2. Wrong Stack Choice (You're Fighting Your Tools)
You chose Django because your friend recommended it. Or you learned React and committed to it even though your API is in Node and half your code is glue just to make them talk.
You're spending 40% of your time debugging environment issues and 20% refactoring because the architecture is fighting you.
What actually works: If it's salvageable (same language across frontend/backend, working CI/CD), fix the architecture. Add a proper API layer. Document what talks to what. If you chose the wrong stack entirely, you're past the point of changing. Accept it and move forward with what you have.
3. Supervisor Misalignment (They Want a Thesis, You Built a Product)
Your supervisor marked off on your proposal. Then they went silent for two months. Now feedback comes back saying your approach is "not academically rigorous enough" or the scope should be bigger or you should have done XYZ literature review.
Your code is weeks from complete. They want you to pivot.
What actually works: Schedule a meeting. Not email. Face-to-face or Zoom call. Clarify exactly what they need to sign off (technically and academically). Show them what you have. Most supervisors are reasonable when they see actual progress. What they hate is silence and assumptions.
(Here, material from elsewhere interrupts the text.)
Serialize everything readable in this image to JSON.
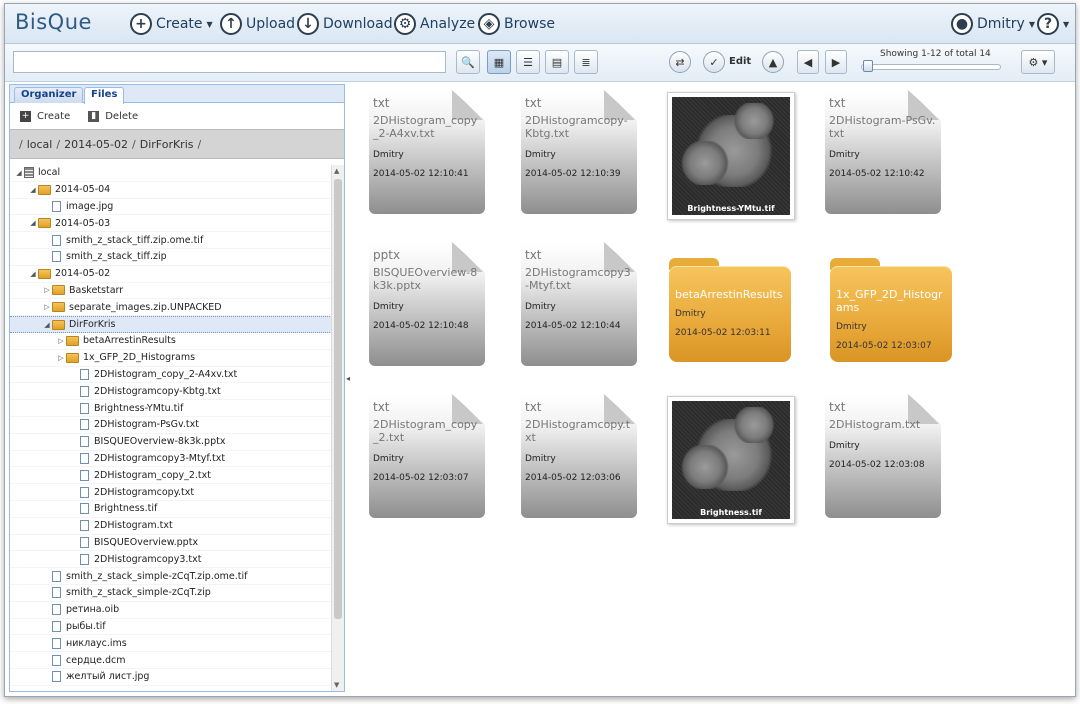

What You Can Actually Fix in Eight Weeks
You can't rewrite the codebase. You can't learn a new stack. You can't change your project scope and expect quality.
What you can do:
Week 1-2: Stabilize Get the core flow working. If your frontend and backend don't talk cleanly, that's the priority. Spend these two weeks on the API contract — what data flows between frontend and backend, in what format, under what conditions.
Don't optimize. Don't add features. Just make the core path reliable.
Week 3-4: Fill Gaps Now that the core works, what's broken? Data validation missing? Error handling non-existent? Security holes? Database queries that time out?
Fix these systematically. One section at a time.
Week 5-6: Documentation & Reproducibility Can someone (your examiner) run your code? Without you standing over them telling them which environment variables to set?
Document setup. Document the code. Document design decisions.
Week 7-8: Buffer Don't code during these weeks. Test. Find the edge cases. Fix crashes. Write the report.
This is when most people panic-code and introduce new bugs. Don't.
When To Get Outside Help (And What to Look For)
If you reach week 3 and the core still doesn't work, your timeline just contracted. You need help.
Real FYP help means:
- Someone who understands your stack (actually understands, not "I watched a tutorial once")
- Someone who can debug with you, not just write code
- Someone who explains what's broken and why, not just patching symptoms
- Sessions focused on you understanding what you built
Not someone who:
- Takes over and codes for you (you won't understand it for your defence)
- Charges by the hour to hand-hold you through basics
- Disappears after delivering code
- Promises to "finish it for you"
Cheap "FYP completion" services exist. Don't use them. Universities are getting better at detecting bought code. And more importantly, you'll face your examiners in a defence where you have to explain every decision. If you can't explain your own project, you fail.
The Honest Talk
Your FYP doesn't have to be beautiful. It doesn't have to be production-grade. It doesn't have to be feature-complete.
It has to:
- Work — core functionality runs without crashing
- Be defensible — you understand every major decision
- Be documented — someone can understand what you built from your report and code comments
- Show scope awareness — you did something realistic in the time available
If you're two months out and none of these are true, it's crisis mode. But crisis mode has a path forward. And it doesn't involve all-nighters rewriting everything.
It involves ruthless prioritization, finding the right help, and focusing on understanding over perfection.
Your B+ is waiting. But only if you act now.